The cytokine profile matched what is observed during clinical transplant rejection. Levels of interleukin-6, tumor necrosis factor-alpha, interleukin-1-beta, interferon-gamma, granzyme A, granzyme B, and perforin all increased substantially. These molecules are produced by activated T cells and natural killer cells during the cellular attack on transplanted tissue, and their elevation in the model mirrors what clinicians see in rejection episodes in actual patients.

"This liver tissueoid-on-a-chip enables us to recreate key aspects of liver regeneration and immune-mediated rejection within a human-relevant, vascularized tissue architecture," said Dr. Abdul Rahim Chethikkattuveli Salih, first author of the publication.

Implications for Drug Development

"By integrating functional vasculature, multiple liver cell types, and immune responsiveness into a single platform, this system allows us to study transplant biology in a more physiologically meaningful way," added Dr. Vadim Jucaud, Principal Investigator at the Terasaki Institute. "This approach has the potential to support immunosuppressive drug evaluation and advance more personalized strategies for liver transplantation."

The platform's relevance for drug testing is significant.

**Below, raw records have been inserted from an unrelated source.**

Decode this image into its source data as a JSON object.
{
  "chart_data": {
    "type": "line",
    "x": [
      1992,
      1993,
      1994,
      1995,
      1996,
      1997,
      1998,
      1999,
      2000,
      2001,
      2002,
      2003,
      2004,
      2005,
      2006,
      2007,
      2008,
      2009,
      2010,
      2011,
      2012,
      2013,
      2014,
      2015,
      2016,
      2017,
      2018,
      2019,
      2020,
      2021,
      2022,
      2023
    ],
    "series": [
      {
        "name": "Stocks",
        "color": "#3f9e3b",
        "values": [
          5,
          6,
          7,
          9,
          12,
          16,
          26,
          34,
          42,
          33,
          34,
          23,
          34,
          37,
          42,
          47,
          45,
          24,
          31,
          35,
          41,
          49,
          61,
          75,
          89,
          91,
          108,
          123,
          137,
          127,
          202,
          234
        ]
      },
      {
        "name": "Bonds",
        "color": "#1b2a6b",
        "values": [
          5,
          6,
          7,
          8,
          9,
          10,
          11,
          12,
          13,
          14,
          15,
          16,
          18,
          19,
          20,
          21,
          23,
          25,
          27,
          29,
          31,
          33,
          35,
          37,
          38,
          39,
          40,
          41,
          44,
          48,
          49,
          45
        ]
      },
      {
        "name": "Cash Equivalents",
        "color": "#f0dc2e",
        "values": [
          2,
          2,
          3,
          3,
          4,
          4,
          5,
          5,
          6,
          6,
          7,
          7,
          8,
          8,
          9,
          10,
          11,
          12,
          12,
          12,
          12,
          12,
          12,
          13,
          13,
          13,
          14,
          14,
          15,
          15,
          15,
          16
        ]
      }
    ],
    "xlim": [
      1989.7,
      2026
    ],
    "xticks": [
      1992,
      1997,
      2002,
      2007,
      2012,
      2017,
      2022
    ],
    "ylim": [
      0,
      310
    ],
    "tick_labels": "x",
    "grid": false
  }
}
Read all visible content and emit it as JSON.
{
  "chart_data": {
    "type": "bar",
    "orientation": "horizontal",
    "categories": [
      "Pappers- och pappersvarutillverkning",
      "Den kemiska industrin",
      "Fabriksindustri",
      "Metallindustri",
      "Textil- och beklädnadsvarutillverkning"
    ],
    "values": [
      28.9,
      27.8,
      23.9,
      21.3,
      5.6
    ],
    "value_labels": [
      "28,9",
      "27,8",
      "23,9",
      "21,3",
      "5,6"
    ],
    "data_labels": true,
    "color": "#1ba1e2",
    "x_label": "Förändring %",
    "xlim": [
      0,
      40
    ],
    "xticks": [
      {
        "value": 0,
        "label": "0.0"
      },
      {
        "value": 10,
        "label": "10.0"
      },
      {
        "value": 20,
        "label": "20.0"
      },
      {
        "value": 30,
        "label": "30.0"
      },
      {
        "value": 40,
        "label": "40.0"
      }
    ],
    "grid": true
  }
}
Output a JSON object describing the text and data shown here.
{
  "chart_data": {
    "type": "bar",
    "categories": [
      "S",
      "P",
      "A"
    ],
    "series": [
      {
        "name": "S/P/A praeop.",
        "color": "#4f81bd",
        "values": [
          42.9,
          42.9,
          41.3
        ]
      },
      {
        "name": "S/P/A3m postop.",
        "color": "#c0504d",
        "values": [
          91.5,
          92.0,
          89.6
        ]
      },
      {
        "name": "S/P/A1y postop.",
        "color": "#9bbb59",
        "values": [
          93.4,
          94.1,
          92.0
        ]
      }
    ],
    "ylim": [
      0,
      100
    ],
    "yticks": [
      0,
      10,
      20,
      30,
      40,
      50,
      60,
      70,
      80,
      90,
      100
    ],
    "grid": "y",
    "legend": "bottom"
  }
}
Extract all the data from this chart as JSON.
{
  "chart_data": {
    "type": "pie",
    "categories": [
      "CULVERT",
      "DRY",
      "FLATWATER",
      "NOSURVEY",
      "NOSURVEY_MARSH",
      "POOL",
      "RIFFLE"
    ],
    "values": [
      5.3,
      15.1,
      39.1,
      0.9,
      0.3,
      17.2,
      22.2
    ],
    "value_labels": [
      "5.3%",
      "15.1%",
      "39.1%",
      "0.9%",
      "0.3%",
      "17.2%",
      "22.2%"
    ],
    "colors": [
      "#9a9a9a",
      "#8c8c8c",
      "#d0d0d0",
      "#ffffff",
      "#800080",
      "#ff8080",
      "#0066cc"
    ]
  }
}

Immunosuppressive regimens currently used in transplantation - calcineurin inhibitors, mTOR inhibitors, corticosteroids - carry substantial side effects and do not prevent rejection in all patients. Testing candidate drugs requires a model that recapitulates human immune responses against human liver tissue. Animal models have provided some insight but diverge from human immunology in important ways. A human tissueoid system that reproducibly generates rejection responses offers a more direct testing environment.

Limitations and Next Steps

The tissueoid, while complex, is not a complete liver. It lacks the macroarchitectural organization of a full organ - the lobular structure, the zonation of metabolic functions, the portal-central vascular axis. The immune challenge tested was specific: allogeneic T cells added at a defined time point. The more complex dynamics of chronic rejection, involving persistent immune activation and progressive fibrosis over months, were not modeled. Translation from this laboratory system to clinical application will require extensive additional validation.

Source: The research was conducted at the Terasaki Institute for Biomedical Innovation by Dr. Vadim Jucaud's laboratory. First author: Dr. Abdul Rahim Chethikkattuveli Salih. This work honors the legacy of Dr. Paul I. Terasaki in organ transplantation research.